MYSTIC — Tucked away on the Groton side of the river, the William A. Downes Archives Building, a wood-shingled structure, blends in with its neighbors on High School — but appearances are deceiving. In reality, it is like no other building in the area, because its cinderblock walls and concrete ceilings were constructed specifically to preserve important documents and photographs of the village’s past.
The building is the home of the Mystic River Historical Society, founded in 1973. “We were never meant to be a museum,” said the collections manager, Dorrie Hanna, surrounded by boxes and files. “We have some interesting items but mostly we are here to help with research and to preserve Mystic’s history.”
Equally significant is its goal of educating the public. The society’s website has many virtual exhibits and old photographs, and the group has also created a walking tour and guide pamphlet, and a kayaker’s guide to the river and its nearby historical houses. A partnership with several local schools has created a GeoHistorian tour featuring videos of some of the most famous buildings in town.
Aside from scanning documents and photographs, the society also plans to take 20 of its historical videotapes and transfer them into a digital format, and the board of directors will soon focus on how to improve education and outreach.
The staff, headed by Hanna, is always ready to help with research. Armed with house histories, genealogies, old newspapers, maps and a host of other documents, Hanna spends her time responding to inquiries when she’s not archiving a new donation.
“I get a lot of calls and emails,” Hanna said, “and they aren’t all local. We get calls from around the country. Not too long ago we were corresponding with someone in Germany.”
Although a few of the documents are from the 1700s, most of the society’s collection dates to the mid to late 1800s. “That was the time when Mystic was a real affluent community, when shipbuilding was really creating wealth in town,” Hanna said. “We have Civil War letters from more than one family. We have ships’ papers, diaries and an extensive photograph collections.” There is also a collection of street maps depicting the physical changes of the village over time.

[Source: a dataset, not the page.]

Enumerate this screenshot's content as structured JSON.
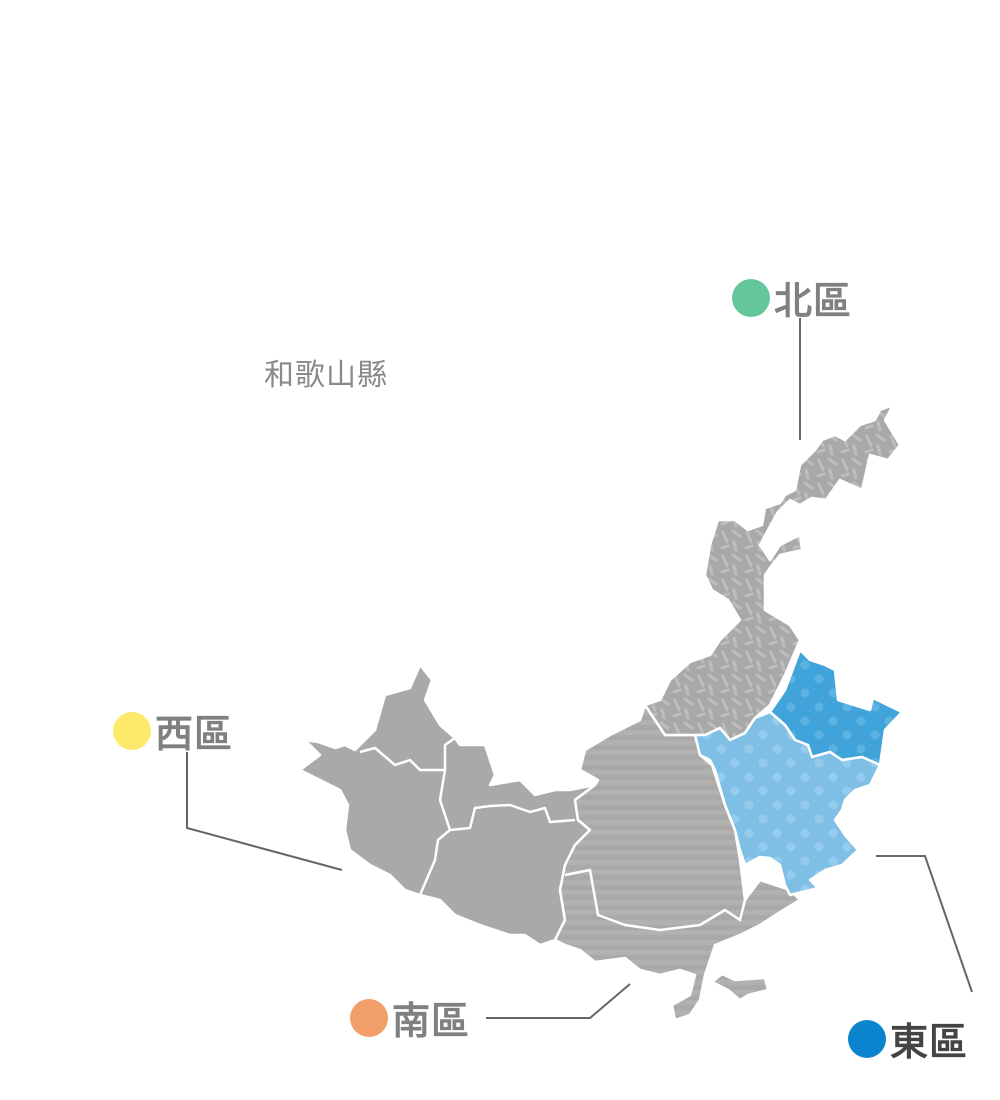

Recently, the society received a gift of photographs and archives from Coogan and Marshall family members. Much of the collection relates to family history and life at the historic Coogan Farm and the Mystic area, and of the Coogan, Crumb, Holmes, Marshall, Morgan, and Newberry families.
The farm was purchased by the Denison Pequotsepos Nature Center in October. “We have an important story to tell at the Coogan farm about Mystic’s heritage and culture,” said Maggie Jones, executive director of the nature center.
“This collection will be an important part of implementing that. The nature center has ownership of the farm property and we are pleased that the historical society will be the steward of the important Coogan collection.”
According to volunteer archivist Louisa Watrous, the society has worked with the family for several years to secure the documents. “It offers us an opportunity to save their history and with the digital technology, to reproduce it so that it can be shared with other family members,” she said.
With advances in self-publishing, the photographs, as well as letters and diaries, can be reproduced into a book for the family to enjoy. “Letting go of things can be really hard. The digital reproductions are of such good quality that it makes it easier. We’re really on the fringes of what is possible,” Watrous said.
Lou Allyn, president of the society, estimated that the society, a nonprofit organization, has about 400 members, and their dues supply much of the group’s funding. Other sources are an endowment, as well as occasional house tours and guest speakers.
Because of its name, the society is sometimes confused with the Groton Historic District Commission, a governmental regulatory body that operates out of the planning department.
“We have nothing to do with replacement windows or shutters,” said Hanna laughing.
Located at 74 High St. in Mystic, the Mystic River Historical Society is open Tuesdays from 9 a.m. to noon; Wednesdays from 1 to 4 p.m.; and Thursdays 1 to 4 p.m. It is open to the general public.